Beet the Heat
I had dinner at Salt in Boulder on Saturday. The food was excellent — but again, truly the experience was made by the service. The bartenders in the downstairs cellar bar were hilariously sweet. The waitress at our patio dinner table was exceptional. The food was pretty good.
High: chilled yellow beet soup
Low: bone marrow. Two words: NEVER AGAIN. I would love to describe exactly what this mouthful of gelatinous goo tasted like, but I’ll let you imagine. I can’t believe for all the culinary hype this — THIS — is what marrow tastes like.
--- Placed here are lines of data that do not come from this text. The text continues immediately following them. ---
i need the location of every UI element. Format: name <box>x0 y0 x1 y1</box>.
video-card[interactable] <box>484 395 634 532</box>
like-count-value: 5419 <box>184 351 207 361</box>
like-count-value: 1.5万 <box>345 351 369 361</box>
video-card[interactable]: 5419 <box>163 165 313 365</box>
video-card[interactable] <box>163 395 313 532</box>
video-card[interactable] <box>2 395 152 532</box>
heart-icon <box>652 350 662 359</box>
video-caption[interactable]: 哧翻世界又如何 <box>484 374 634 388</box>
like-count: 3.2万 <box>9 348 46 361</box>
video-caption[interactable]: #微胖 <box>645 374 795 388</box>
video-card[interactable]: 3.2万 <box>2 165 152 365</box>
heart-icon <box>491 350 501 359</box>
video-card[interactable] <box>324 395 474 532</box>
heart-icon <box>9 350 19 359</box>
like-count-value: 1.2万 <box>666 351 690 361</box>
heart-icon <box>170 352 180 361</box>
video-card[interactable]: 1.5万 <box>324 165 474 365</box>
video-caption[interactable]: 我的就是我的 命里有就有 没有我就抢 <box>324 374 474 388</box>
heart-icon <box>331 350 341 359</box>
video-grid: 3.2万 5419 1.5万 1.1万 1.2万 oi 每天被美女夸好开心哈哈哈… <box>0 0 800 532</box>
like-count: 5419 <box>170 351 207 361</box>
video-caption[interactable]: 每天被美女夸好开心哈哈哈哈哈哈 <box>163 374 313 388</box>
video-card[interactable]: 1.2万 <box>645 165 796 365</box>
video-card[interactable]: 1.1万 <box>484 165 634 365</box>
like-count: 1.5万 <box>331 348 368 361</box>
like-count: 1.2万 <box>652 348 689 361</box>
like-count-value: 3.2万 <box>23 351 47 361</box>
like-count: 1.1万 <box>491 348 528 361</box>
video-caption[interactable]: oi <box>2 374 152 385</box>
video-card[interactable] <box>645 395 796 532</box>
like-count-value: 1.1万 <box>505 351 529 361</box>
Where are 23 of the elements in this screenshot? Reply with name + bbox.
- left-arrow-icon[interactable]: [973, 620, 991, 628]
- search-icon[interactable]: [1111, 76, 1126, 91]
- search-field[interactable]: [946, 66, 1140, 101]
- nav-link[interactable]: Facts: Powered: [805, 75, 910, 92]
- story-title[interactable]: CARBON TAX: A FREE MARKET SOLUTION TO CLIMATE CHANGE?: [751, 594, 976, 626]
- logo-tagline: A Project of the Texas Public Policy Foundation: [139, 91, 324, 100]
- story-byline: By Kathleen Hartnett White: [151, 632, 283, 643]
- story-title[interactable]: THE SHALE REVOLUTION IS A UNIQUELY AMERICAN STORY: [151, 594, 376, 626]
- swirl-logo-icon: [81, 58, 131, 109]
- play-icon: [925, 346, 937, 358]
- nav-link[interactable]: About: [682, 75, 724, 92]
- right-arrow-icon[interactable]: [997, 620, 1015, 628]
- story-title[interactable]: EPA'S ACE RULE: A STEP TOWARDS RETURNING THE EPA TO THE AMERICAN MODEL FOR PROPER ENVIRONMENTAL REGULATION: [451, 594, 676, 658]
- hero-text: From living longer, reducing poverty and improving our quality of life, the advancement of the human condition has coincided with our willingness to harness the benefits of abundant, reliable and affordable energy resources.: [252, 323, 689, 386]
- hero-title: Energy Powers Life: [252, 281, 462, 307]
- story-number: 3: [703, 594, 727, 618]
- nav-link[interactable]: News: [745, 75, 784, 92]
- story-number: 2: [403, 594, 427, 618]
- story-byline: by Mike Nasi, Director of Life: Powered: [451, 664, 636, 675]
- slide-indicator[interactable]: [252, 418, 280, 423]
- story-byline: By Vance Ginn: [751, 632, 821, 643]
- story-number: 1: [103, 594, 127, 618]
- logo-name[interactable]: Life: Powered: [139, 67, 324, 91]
The soup was actually so good, we tried to recreate it at home the next night, along with a fancy salt encrusted roasted rainbow trout. (A gift from my lovely neighbor/fisherman Clyde.)
Chilled Beet Soup:
5-6 golden beets
2 tablespoons olive oil
dash of tumeric
dash of garlic salt
dash of pepper
Cup of chicken stock
Cup of cream or full fat plain yogurt
sprig of dill for garnish
Dice beets (and peel! We did not do this and the soup was bitter.), drizzle with oil. Roast at 350 for 60 minutes. Place in blender with stock. Pulse until smooth. Mix in desired amount of cream and top with dill. Chill until ready to be served.
Salt Encrusted Rainbow Trout:
One trout, cleaned
3 cups kosher salt, mixed with 3 egg whites
Stuff cavity of fish with desired spices (we used thyme and dill). Lather fish with salt/egg mixture. (More on that method here.) Roast at 400 for 30 minutes. Salt layer will crack off leaving a delightfully moist fish.
A delightfully earthy and cool dinner to sip and enjoy on the patio on a warm, summer night.* (Nelson loved the fish most.)
*to be noted, 5-6 beets makes a LOT of soup and this isn’t so good the next day. If cooking for 2, use 3 beets and cut the time back to 30 minutes of roasting.
** also to be noted, gardens love macerated fish heads and guts if you can bring yourself to run them through the blender with some warm water. This might attract other animals, however.